Sementara itu, saat kita berpuasa:
- Asupan gula menjadi lebih terkendali.
- Lonjakan insulin berkurang.
- Tubuh belajar kembali untuk menggunakan energi secara efisien.
Gabungan keduanya merupakan terapi alami yang luar biasa.
Banyak diabetisi takut berpuasa. Padahal, dengan pengawasan dan strategi yang tepat, Ramadan justru bisa menjadi momentum "reset metabolik" tahunan.
Pertanyaannya sederhana: Jika momentum terbaik itu ada sekarang, mengapa harus menunggu tahun depan?
Ingat:
- Joging itu tidak mahal.
- Puasa tidak memerlukan biaya.
Yang mahal adalah biaya pengobatan sakit dan komplikasi jika kita abai.

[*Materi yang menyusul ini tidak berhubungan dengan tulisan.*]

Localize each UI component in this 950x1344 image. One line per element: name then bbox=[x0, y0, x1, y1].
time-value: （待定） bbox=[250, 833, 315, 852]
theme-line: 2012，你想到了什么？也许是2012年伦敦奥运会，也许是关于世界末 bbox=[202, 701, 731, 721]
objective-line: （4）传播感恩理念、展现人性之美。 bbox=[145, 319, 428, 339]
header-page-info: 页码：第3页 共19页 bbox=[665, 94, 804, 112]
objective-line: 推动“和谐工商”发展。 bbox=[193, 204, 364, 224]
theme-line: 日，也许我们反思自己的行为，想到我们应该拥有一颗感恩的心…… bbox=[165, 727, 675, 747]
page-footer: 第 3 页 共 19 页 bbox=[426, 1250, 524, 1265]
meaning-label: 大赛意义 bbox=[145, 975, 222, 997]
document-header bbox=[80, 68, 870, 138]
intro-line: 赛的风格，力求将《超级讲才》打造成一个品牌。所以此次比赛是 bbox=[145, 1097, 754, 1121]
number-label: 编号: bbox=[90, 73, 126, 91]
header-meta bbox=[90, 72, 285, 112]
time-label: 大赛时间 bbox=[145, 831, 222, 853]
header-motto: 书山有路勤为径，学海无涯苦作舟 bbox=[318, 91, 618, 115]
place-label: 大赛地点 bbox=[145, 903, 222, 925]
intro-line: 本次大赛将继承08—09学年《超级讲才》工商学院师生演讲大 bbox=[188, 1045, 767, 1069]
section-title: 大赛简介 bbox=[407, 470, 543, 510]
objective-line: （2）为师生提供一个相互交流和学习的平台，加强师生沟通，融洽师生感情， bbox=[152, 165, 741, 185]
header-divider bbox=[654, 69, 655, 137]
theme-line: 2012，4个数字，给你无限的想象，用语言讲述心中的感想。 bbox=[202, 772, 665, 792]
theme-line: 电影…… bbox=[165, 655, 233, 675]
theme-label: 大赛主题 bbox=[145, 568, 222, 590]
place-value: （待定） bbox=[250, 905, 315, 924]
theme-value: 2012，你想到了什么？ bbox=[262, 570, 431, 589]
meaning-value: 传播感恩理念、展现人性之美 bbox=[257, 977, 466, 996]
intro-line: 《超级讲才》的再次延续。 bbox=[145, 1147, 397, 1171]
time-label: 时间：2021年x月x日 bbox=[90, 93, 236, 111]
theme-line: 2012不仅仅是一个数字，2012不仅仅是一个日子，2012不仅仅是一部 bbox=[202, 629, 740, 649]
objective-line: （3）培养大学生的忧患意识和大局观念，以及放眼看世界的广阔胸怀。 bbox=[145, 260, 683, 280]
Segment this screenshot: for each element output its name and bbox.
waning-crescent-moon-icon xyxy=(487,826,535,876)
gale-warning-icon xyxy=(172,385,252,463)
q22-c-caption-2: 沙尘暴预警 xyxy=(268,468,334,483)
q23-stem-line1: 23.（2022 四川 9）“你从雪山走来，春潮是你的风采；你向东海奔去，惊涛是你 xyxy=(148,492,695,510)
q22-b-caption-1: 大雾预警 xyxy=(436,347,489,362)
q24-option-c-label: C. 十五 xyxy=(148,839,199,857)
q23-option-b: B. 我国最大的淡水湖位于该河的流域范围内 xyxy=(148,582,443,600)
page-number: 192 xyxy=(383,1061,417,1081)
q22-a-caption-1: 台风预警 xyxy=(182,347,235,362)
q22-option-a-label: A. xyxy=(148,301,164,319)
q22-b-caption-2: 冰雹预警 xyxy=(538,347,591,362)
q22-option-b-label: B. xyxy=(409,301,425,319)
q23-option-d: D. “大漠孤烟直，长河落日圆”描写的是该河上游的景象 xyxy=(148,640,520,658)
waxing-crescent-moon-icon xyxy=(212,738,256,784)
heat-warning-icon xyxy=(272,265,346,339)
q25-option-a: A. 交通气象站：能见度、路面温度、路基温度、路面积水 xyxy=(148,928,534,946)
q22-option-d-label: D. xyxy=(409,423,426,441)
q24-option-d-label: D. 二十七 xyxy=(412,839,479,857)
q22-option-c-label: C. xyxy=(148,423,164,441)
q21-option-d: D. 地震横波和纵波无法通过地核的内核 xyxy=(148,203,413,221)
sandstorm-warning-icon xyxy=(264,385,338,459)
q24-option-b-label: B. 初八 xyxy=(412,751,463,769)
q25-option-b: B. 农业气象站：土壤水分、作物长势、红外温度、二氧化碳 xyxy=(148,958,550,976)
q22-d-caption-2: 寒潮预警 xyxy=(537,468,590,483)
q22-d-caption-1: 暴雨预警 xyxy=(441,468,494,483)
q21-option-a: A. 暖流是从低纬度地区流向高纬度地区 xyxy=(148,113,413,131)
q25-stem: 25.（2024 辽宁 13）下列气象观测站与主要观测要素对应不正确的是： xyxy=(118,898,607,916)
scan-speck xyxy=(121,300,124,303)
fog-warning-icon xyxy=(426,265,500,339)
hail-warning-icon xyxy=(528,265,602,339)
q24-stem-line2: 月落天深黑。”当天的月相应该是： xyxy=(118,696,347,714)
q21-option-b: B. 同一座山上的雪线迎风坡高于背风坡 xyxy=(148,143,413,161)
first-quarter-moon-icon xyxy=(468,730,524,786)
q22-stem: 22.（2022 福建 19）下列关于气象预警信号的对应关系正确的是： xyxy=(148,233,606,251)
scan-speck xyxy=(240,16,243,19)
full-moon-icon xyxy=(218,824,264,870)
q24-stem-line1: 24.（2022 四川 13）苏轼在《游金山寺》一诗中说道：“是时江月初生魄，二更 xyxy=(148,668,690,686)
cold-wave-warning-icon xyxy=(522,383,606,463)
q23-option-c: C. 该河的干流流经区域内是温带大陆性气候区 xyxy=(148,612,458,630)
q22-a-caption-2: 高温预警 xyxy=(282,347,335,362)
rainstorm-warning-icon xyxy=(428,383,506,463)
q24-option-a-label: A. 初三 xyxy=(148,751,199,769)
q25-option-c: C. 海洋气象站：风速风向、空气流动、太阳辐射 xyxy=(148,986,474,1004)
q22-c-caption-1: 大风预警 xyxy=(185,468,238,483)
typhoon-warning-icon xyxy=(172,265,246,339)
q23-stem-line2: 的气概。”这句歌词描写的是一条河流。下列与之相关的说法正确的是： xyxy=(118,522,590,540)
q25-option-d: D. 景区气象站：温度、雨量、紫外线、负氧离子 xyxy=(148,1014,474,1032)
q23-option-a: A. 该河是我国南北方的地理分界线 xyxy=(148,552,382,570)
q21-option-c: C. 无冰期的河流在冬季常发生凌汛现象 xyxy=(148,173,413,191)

Kesemutan di kaki saya mungkin belum sepenuhnya hilang, tetapi ia telah memberikan pesan: Tubuh mau bekerja sama, asalkan kita mau disiplin.
Ramadan bukan sekadar latihan menahan lapar. Ramadan adalah kesempatan untuk memperbaiki metabolisme. Lakukan sekarang, atau tunggu satu tahun lagi dengan risiko yang kian membesar?